第861話 おやつタイムは過ぎていく。的なお話
おやつタイムと言った(言ってない。思っただけだ)が、さてどうしようか?
ちょっと高めの紅茶は問題ないけど、おやつの方に問題が。
確か今1週間くらいだよね?
俺のストレージは特別製で時間停止能力もあるから傷まないけど、普通のアイテムボックスはそうはいかない。
果たして、何を出したら不審がられずに済むのだろうか……?
「何にしようかな?」
確かアイテムボックスは時間進行速度を1/LVにするはず。
蒼井のアイテムボックスはLV6だったから現在は普通に比べて内部の時間進行速度は1/6だ。
蒼井の場合は内部で1日経過したことになるが、俺のはどうしよう?
とりあえずLV10って事にしとくか?
その場合ならばまだ余裕があるし。
というわけで……。
「アポーパイにしよう。」
流石にケーキ類は厳しいかもと思いやめた。
さらに時間が経ったら果物、クッキーやクラッカーと徐々に日持ちするものに変化させないとな。
この辺は合同で依頼や探索をする時不便だな。
でも人数が増えれば安全性も高まるから、合同で受ける事に反対はしない。
セフィアがお茶を淹れてくれている間に俺はアポーパイを切り分ける。
しかし、アポーパイだとより欧米っぽさが増すなぁ……単純にアポーのパイなんだけどさ。
「ふぅ……。お茶が美味しい。」
「ありがと。」
「ねぇ、そっちの奴の方が大きくない?」
「ちょっとしか違わないだろうに……なら交換するか?」
「いいの? 後でやっぱ無しって言っても遅いから。」
「いいから、早くそっちの渡してくれ。」
お茶を飲んでまったりしようとした時に蒼井が文句を言ってきた。
サイズを均等に測る道具があるわけでなし。
全部目分量なので当然サイズに違いが出るわけだけど、それでどっちが大きいと言うとか子供かよ。

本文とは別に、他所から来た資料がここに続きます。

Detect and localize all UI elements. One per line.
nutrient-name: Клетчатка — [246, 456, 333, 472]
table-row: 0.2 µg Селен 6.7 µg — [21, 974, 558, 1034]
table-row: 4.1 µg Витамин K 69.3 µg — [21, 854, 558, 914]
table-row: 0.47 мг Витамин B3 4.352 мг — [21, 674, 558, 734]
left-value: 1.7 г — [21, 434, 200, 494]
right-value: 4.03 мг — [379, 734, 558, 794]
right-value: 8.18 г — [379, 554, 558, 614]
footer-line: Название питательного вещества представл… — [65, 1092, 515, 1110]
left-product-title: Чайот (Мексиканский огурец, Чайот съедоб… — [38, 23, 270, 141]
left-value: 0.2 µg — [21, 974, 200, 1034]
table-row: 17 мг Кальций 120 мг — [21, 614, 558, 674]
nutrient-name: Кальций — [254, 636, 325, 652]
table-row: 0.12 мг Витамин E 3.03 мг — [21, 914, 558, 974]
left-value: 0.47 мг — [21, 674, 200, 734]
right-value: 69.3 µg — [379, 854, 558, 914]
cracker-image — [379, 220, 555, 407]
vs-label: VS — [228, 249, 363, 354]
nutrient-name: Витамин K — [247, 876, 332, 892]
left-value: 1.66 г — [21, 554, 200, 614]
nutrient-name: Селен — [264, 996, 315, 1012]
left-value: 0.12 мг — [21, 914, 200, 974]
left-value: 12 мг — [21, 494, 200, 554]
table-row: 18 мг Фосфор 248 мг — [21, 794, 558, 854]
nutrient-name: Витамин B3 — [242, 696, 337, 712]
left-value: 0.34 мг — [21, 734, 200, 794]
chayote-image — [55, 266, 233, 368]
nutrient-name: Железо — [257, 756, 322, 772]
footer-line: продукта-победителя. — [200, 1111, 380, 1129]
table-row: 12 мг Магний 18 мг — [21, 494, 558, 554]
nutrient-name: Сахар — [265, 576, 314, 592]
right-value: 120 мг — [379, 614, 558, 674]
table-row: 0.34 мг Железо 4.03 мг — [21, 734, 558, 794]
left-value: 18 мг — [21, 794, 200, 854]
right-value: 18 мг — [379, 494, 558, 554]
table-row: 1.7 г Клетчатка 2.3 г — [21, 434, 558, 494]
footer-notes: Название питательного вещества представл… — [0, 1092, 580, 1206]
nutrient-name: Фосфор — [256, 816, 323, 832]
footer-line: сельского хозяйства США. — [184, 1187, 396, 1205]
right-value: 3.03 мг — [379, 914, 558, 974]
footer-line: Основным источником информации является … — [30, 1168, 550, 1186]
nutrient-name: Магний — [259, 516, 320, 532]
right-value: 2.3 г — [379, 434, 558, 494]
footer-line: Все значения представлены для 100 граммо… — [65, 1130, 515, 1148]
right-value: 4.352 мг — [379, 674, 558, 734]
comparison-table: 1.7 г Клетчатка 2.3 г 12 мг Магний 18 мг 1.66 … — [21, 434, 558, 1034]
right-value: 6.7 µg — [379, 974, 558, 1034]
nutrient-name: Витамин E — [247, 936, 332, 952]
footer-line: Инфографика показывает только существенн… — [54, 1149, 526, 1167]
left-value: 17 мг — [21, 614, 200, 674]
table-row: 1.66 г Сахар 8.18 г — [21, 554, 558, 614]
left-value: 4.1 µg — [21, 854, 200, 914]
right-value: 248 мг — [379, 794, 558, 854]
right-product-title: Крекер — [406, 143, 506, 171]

でも、なんだかこういうのがいい感じというかいい気分だ。
「ユウキちゃんらしいね。」
「だな。でも、なんだかこういう時間が久しぶりで、少し楽しかった。」
「何があるかわからないからあんまり騒げないもんね。」
「移動中もあんまり話せないし、野営をするにしても睡眠時間確保のために早めに寝てたからな。」
休憩中は休憩中でポ◯リ擬きを催促されたり、装備の手入れをしたりとそこまで時間があったわけじゃないからな。
こうして日常を出すのは久しぶり。
……まあ、まだ1週間なんだけどさ。
「美味しそうですわね。」
「まだあるんで食べますか?」
「いいんですの? では遠慮なく。」
「あ、私にも頂戴!」
「レントさん、あの、出来ればでいいんですけど、その、私にも分けてくれませんか?」
騒いだからか、あるいは匂いがしたからなのかは分からないが、天装さん達とユーリ達がアポーパイに食いついた。
みんな女の子だしね。
甘いものが出てくれば当然食いつくよね。
「新しいの出しますんで少し待っててください。」
ストレージから別のアポーパイを取り出して切り分ける。
ストレージが容量無限だからついつい買いすぎちゃうんだよね。
うち女の子ばっかだから甘いものは基本ウェルカムなのも買いすぎてしまう原因の1つ。
「それはそれとして……なんかこっちから提供するもの多くないですか?」
アポーパイをナタリアさんに手渡しつつそう聞いてみた。
「え、あー、その……だって、美味しそうなものばかり出しているんですもの……。」
……いつものオーラはどこに行った?
そう言いたくなるくらい照れて視線を外すナタリアさん。
というかかわいい。
やはり貴族の出だろうと、高ランク冒険者だろうと女の子。
甘いものはお好きなようです。
「あ、でしたら今夜はこちらが夕食を用意するというのはどうでしょう?」
「え……別に、それは構いませんけど。」
「では決まりという事で。なので、その、今後もよろしくお願いしますわ。」
「あ、はい……分かりました。」
なんか、今後も甘味を提供するという流れになってしまった。
まあ、またこちらが出し過ぎだと感じたらまた言えばいいか。
そんな感じでのんびりまったり、ほんの少し騒々しくおやつタイムは過ぎていく。